To say that EMPEROR’S REVENGE follows standard thriller pacing sounds like a bad thing, but it isn’t. The pacing is nice and steady. The revelation of the bad guy, who makes up his team, and what he’s after is delivered piecemeal and in nice chunks. I enjoyed the story, the build-up, and the character moments. I suspect readers who have read the ten previous books will get more inside jokes, but as a newbie to this series, this book was just fine.
Long ago, if there was a new book (like EMPEROR’S REVENGE) that caught my eye and I learned it was a series, I’d always go back to book one and plow through the series. But I’d often get burned out and actually never get to the book with the cool cover that got my attention. I’ve chunked that reading style. Now, I read the current book. If I like it, I’ll go back. It seems that there’s a new Oregon File book every year so I have a decade’s worth of material to read.
I listened to the book by the brilliant narrator Scott Brick. He reads almost every series by Cussler, especially the Isaac Bell ones. Brick has a touch of whimsy to his voice and cadence that propels the stories, like EMPEROR’S REVENGE, along in a special way. Seriously, Brick could read the LA phonebook and I’d pay to listen. He’s that good.

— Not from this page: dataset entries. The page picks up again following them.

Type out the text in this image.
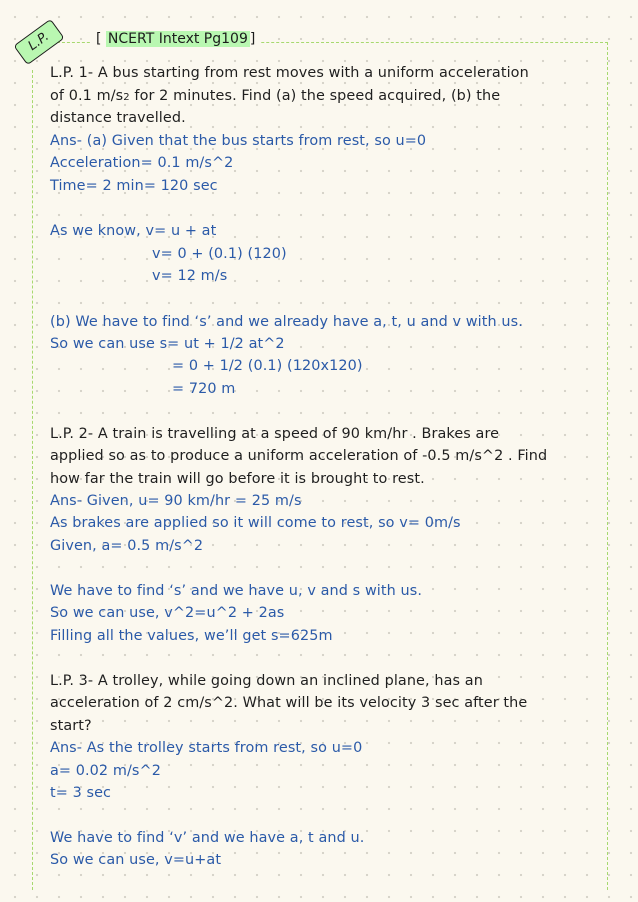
L.P.	[ NCERT Intext Pg109 ]
L.P. 1- A bus starting from rest moves with a uniform acceleration
of 0.1 m/s2 for 2 minutes. Find (a) the speed acquired, (b) the
distance travelled.
Ans- (a) Given that the bus starts from rest, so u=0
Acceleration= 0.1 m/s^2
Time= 2 min= 120 sec
As we know, v= u + at
v= 0 + (0.1) (120)
v= 12 m/s
(b) We have to find ‘s’ and we already have a, t, u and v with us.
So we can use s= ut + 1/2 at^2
= 0 + 1/2 (0.1) (120x120)
= 720 m
L.P. 2- A train is travelling at a speed of 90 km/hr . Brakes are
applied so as to produce a uniform acceleration of -0.5 m/s^2 . Find
how far the train will go before it is brought to rest.
Ans- Given, u= 90 km/hr = 25 m/s
As brakes are applied so it will come to rest, so v= 0m/s
Given, a= 0.5 m/s^2
We have to find ‘s’ and we have u, v and s with us.
So we can use, v^2=u^2 + 2as
Filling all the values, we’ll get s=625m
L.P. 3- A trolley, while going down an inclined plane, has an
acceleration of 2 cm/s^2. What will be its velocity 3 sec after the
start?
Ans- As the trolley starts from rest, so u=0
a= 0.02 m/s^2
t= 3 sec
We have to find ‘v’ and we have a, t and u.
So we can use, v=u+at
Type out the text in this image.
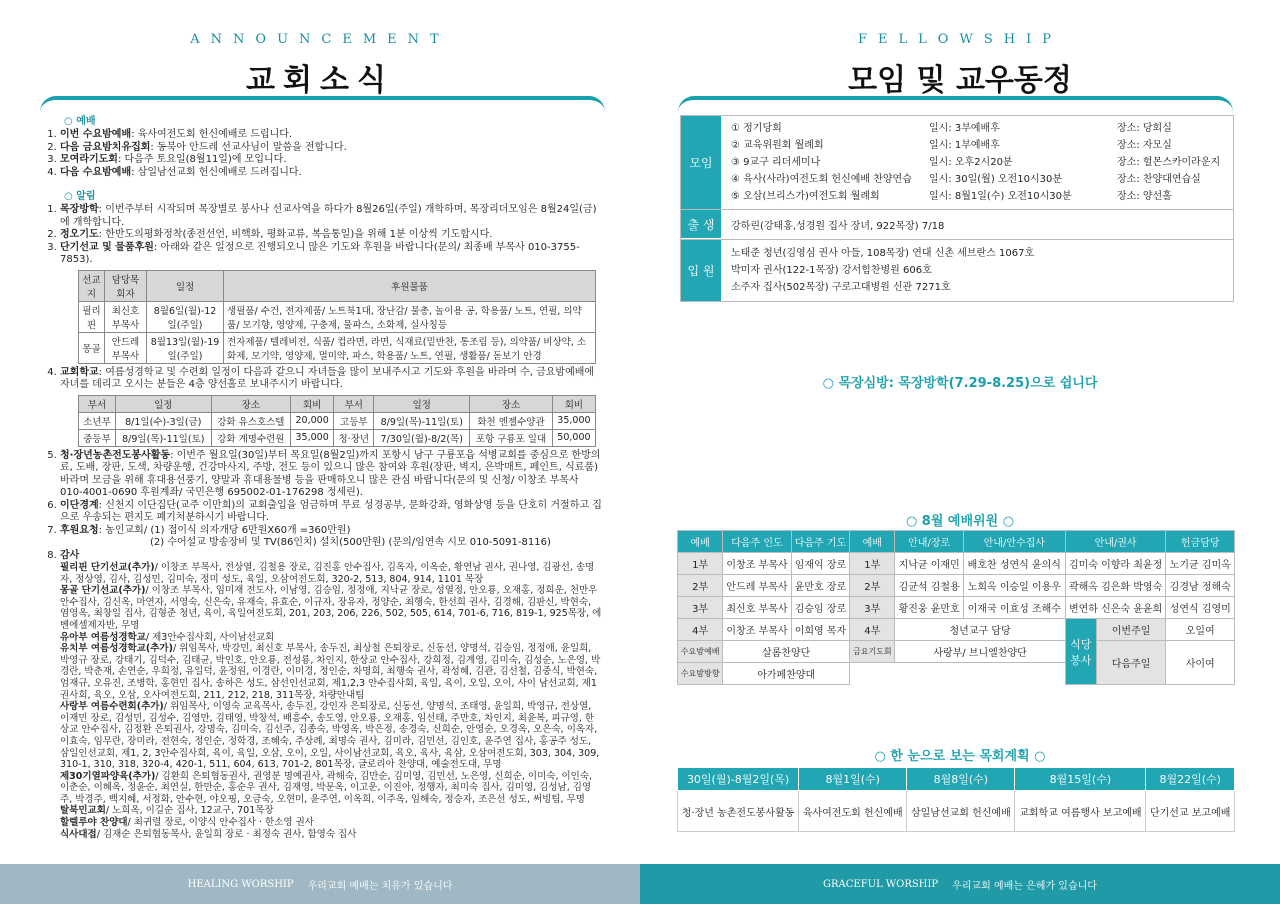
ANNOUNCEMENT
교회소식
○ 예배
1. 이번 수요밤예배: 육사여전도회 헌신예배로 드립니다.
2. 다음 금요밤치유집회: 동북아 안드레 선교사님이 말씀을 전합니다.
3. 모여라기도회: 다음주 토요일(8월11일)에 모입니다.
4. 다음 수요밤예배: 삼일남선교회 헌신예배로 드려집니다.
○ 알림
1. 목장방학: 이번주부터 시작되며 목장별로 봉사나 선교사역을 하다가 8월26일(주일) 개학하며, 목장리더모임은 8월24일(금)에 개학합니다.
2. 정오기도: 한반도의평화정착(종전선언, 비핵화, 평화교류, 복음통일)을 위해 1분 이상씩 기도합시다.
3. 단기선교 및 물품후원: 아래와 같은 일정으로 진행되오니 많은 기도와 후원을 바랍니다(문의/ 최종배 부목사 010-3755-7853).
선교지	담당목회자	일정	후원물품
필리핀	최신호 부목사	8월6일(월)-12일(주일)	생필품/ 수건, 전자제품/ 노트북1대, 장난감/ 물총, 놀이용 공, 학용품/ 노트, 연필, 의약품/ 모기향, 영양제, 구충제, 물파스, 소화제, 실사칭등
몽골	안드레 부목사	8월13일(월)-19일(주일)	전자제품/ 텔레비전, 식품/ 컵라면, 라면, 식재료(밑반찬, 통조림 등), 의약품/ 비상약, 소화제, 모기약, 영양제, 멀미약, 파스, 학용품/ 노트, 연필, 생활품/ 돋보기 안경
4. 교회학교: 여름성경학교 및 수련회 일정이 다음과 같으니 자녀들을 많이 보내주시고 기도와 후원을 바라며 수, 금요밤예배에 자녀를 데리고 오시는 분들은 4층 양선홀로 보내주시기 바랍니다.
부서	일정	장소	회비	부서	일정	장소	회비
소년부	8/1일(수)-3일(금)	강화 유스호스텔	20,000	고등부	8/9일(목)-11일(토)	화천 엔젤수양관	35,000
중등부	8/9일(목)-11일(토)	강화 계명수련원	35,000	청·장년	7/30일(월)-8/2(목)	포항 구룡포 일대	50,000
5. 청·장년농촌전도봉사활동: 이번주 월요일(30일)부터 목요일(8월2일)까지 포항시 남구 구룡포읍 석병교회를 중심으로 한방의료, 도배, 장판, 도색, 차량운행, 건강마사지, 주방, 전도 등이 있으니 많은 참여와 후원(장판, 벽지, 은박매트, 페인트, 식료품)바라며 모금을 위해 휴대용선풍기, 양말과 휴대용물병 등을 판매하오니 많은 관심 바랍니다(문의 및 신청/ 이창조 부목사 010-4001-0690 후원계좌/ 국민은행 695002-01-176298 정세린).
6. 이단경계: 신천지 이단집단(교주 이만희)의 교회출입을 엄금하며 무료 성경공부, 문화강좌, 영화상영 등을 단호히 거절하고 집으로 우송되는 편지도 폐기처분하시기 바랍니다.
7. 후원요청: 농인교회/ (1) 접이식 의자개당 6만원X60개 =360만원)
(2) 수어설교 방송장비 및 TV(86인치) 설치(500만원) (문의/임연속 시모 010-5091-8116)
8. 감사
필리핀 단기선교(추가)/ 이창조 부목사, 전상열, 김철용 장로, 김진홍 안수집사, 김옥자, 이옥순, 황연남 권사, 권나영, 김광선, 송명자, 정상영, 김사, 김성민, 김미숙, 정미 성도, 육일, 오삼여전도회, 320-2, 513, 804, 914, 1101 목장
몽골 단기선교(추가)/ 이창조 부목사, 임미재 전도사, 이남영, 김승임, 정정애, 지낙균 장로, 성열정, 안오룡, 오재홍, 정희운, 천만우 안수집사, 김신옥, 마연자, 서영숙, 신은숙, 유재숙, 유효순, 이규자, 장유자, 정양순, 최행숙, 한선희 권사, 김경해, 김판신, 박현숙, 염영옥, 최창일 집사, 김형준 청년, 육이, 육일여전도회, 201, 203, 206, 226, 502, 505, 614, 701-6, 716, 819-1, 925목장, 에벤에셀제자반, 무명
유아부 여름성경학교/ 제3안수집사회, 사이남선교회
유치부 여름성경학교(추가)/ 위임목사, 박강민, 최신호 부목사, 송두진, 최상철 은퇴장로, 신동선, 양명석, 김승임, 정정애, 윤일희, 박영규 장로, 강태기, 김덕수, 김태균, 박인호, 안오룡, 전성룡, 차인지, 한상교 안수집사, 강희정, 김계영, 김미숙, 김성순, 노은영, 박경란, 박춘재, 손연순, 우희정, 유일덕, 윤정원, 이경란, 이미경, 정인순, 차명희, 최행숙 권사, 곽성혜, 김관, 김선철, 김중식, 박현숙, 엄재규, 오유진, 조병학, 홍현민 집사, 송하은 성도, 삼선인선교회, 제1,2,3 안수집사회, 육일, 육이, 오일, 오이, 사이 남선교회, 제1권사회, 육오, 오삼, 오사여전도회, 211, 212, 218, 311목장, 차량안내팀
사랑부 여름수련회(추가)/ 위임목사, 이영숙 교육목사, 송두진, 강인자 은퇴장로, 신동선, 양명석, 조태영, 윤일희, 박영규, 전상열, 이재민 장로, 김성민, 김성수, 김영만, 김태영, 박창석, 배흥수, 송도영, 안오룡, 오재홍, 임선태, 주만호, 차인지, 최윤복, 피규영, 한상교 안수집사, 김정환 은퇴권사, 강명숙, 김미숙, 김선주, 김종숙, 박영옥, 박은정, 송경숙, 신희순, 안영순, 오경옥, 오은숙, 이옥자, 이효숙, 임무란, 장미라, 전현숙, 정인순, 정학경, 조혜숙, 주상례, 최명숙 권사, 김미라, 김민선, 김인호, 윤주연 집사, 홍공주 성도, 삼일인선교회, 제1, 2, 3안수집사회, 육이, 육일, 오삼, 오이, 오일, 사이남선교회, 육오, 육사, 육삼, 오삼여전도회, 303, 304, 309, 310-1, 310, 318, 320-4, 420-1, 511, 604, 613, 701-2, 801목장, 글로리아 찬양대, 예술전도대, 무명
제30기열파양육(추가)/ 김환희 은퇴협동권사, 권영분 명예권사, 곽해숙, 김만순, 김미영, 김민선, 노은영, 신희순, 이미숙, 이인숙, 이춘순, 이혜옥, 정윤순, 최연실, 한만순, 홍순우 권사, 김재영, 박문옥, 이고운, 이진아, 정행자, 최미숙 집사, 김미영, 김성남, 김영주, 박경주, 백지혜, 서정화, 안수현, 야오핑, 오금숙, 오현미, 윤주연, 이옥희, 이주옥, 임해숙, 정승자, 조은선 성도, 써빙팀, 무명
탈북민교회/ 노희옥, 이길순 집사, 12교구, 701목장
할렐루야 찬양대/ 최귀렬 장로, 이양식 안수집사 · 한소영 권사
식사대접/ 김재순 은퇴협동목사, 윤일희 장로 · 최정숙 권사, 함영숙 집사
HEALING WORSHIP 우리교회 예배는 치유가 있습니다
FELLOWSHIP
모임 및 교우동정
모임
① 정기당회	일시: 3부예배후	장소: 당회실
② 교육위원회 월례회	일시: 1부예배후	장소: 자모실
③ 9교구 리더세미나	일시: 오후2시20분	장소: 헐몬스카이라운지
④ 육사(사라)여전도회 헌신예배 찬양연습	일시: 30일(월) 오전10시30분	장소: 찬양대연습실
⑤ 오삼(브리스가)여전도회 월례회	일시: 8월1일(수) 오전10시30분	장소: 양선홀
출 생	강하린(강태홍,성경원 집사 장녀, 922목장) 7/18
입 원
노태준 청년(김영심 권사 아들, 108목장) 연대 신촌 세브란스 1067호
박미자 권사(122-1목장) 강서힘찬병원 606호
소주자 집사(502목장) 구로고대병원 신관 7271호
○ 목장심방: 목장방학(7.29-8.25)으로 쉽니다
○ 8월 예배위원 ○
예배	다음주 인도	다음주 기도	예배	안내/장로	안내/안수집사	안내/권사		헌금담당
1부	이창조 부목사	임재익 장로	1부	지낙균 이재민	배호찬 성연식 윤의식	김미숙 이향라 최윤정		노기균 김미옥
2부	안드레 부목사	윤만호 장로	2부	김균석 김철용	노희옥 이승일 이용우	곽해옥 김은화 박영숙		김경남 정해숙
3부	최신호 부목사	김승임 장로	3부	황진웅 윤만호	이재국 이효성 조해수	변연하 신은숙 윤윤희		성연식 김영미
4부	이창조 부목사	이희영 목자	4부	청년교구 담당		식당봉사	이번주일	오일여
수요밤예배	살롬찬양단		금요기도회	사랑부/ 브니엘찬양단			다음주일	사이여
수요밤방향	아가페찬양대							
○ 한 눈으로 보는 목회계획 ○
30일(월)-8월2일(목)	8월1일(수)	8월8일(수)	8월15일(수)	8월22일(수)
청·장년 농촌전도봉사활동	육사여전도회 헌신예배	삼일남선교회 헌신예배	교회학교 여름행사 보고예배	단기선교 보고예배
GRACEFUL WORSHIP 우리교회 예배는 은혜가 있습니다
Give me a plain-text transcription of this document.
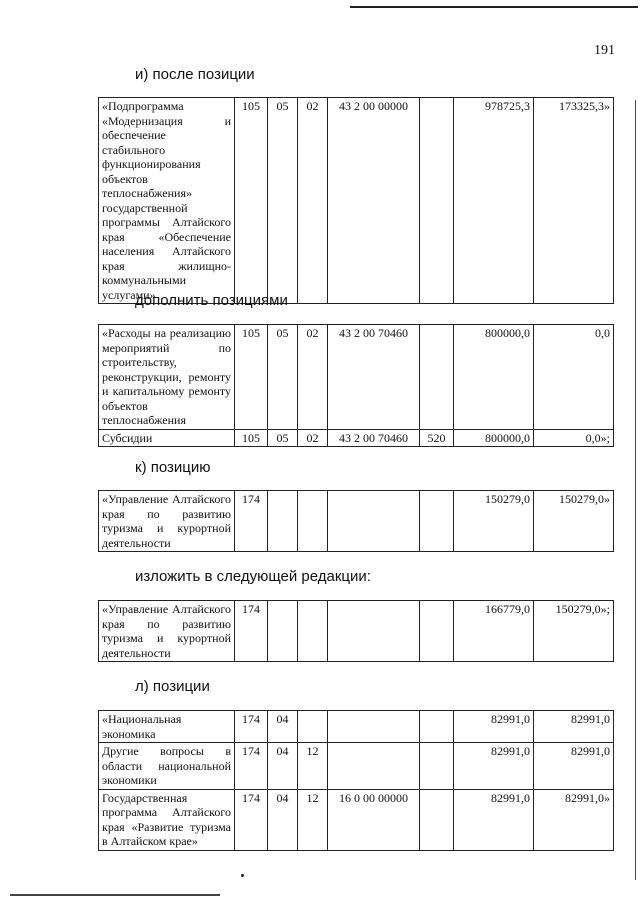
191
и) после позиции
«Подпрограмма «Модернизация и обеспечение стабильного функционирования объектов теплоснабжения» государственной программы Алтайского края «Обеспечение населения Алтайского края жилищно-коммунальными услугами»	105	05	02	43 2 00 00000		978725,3	173325,3»
дополнить позициями
«Расходы на реализацию мероприятий по строительству, реконструкции, ремонту и капитальному ремонту объектов теплоснабжения	105	05	02	43 2 00 70460		800000,0	0,0
Субсидии	105	05	02	43 2 00 70460	520	800000,0	0,0»;
к) позицию
«Управление Алтайского края по развитию туризма и курортной деятельности	174					150279,0	150279,0»
изложить в следующей редакции:
«Управление Алтайского края по развитию туризма и курортной деятельности	174					166779,0	150279,0»;
л) позиции
«Национальная экономика	174	04				82991,0	82991,0
Другие вопросы в области национальной экономики	174	04	12			82991,0	82991,0
Государственная программа Алтайского края «Развитие туризма в Алтайском крае»	174	04	12	16 0 00 00000		82991,0	82991,0»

Oh, and read until the last sentence…
What I Learned as a Reader:
Back in my original blog, I’d always end reviews with this and I thought I’d apply it here.
In Chapter 1, all the characters are introduced. For longtime readers, this is old hat. For newbies like me, it’s perfect. Each character gets a sentence or two of backstory and a trait. The prose makes each person on the team easily identifiable. From then on, through the rest of the book, I know what these characters look like and act like. I try to do that in my own writing, but it’s great to see how longtime professional like Cussler and Boyd Morrison do it.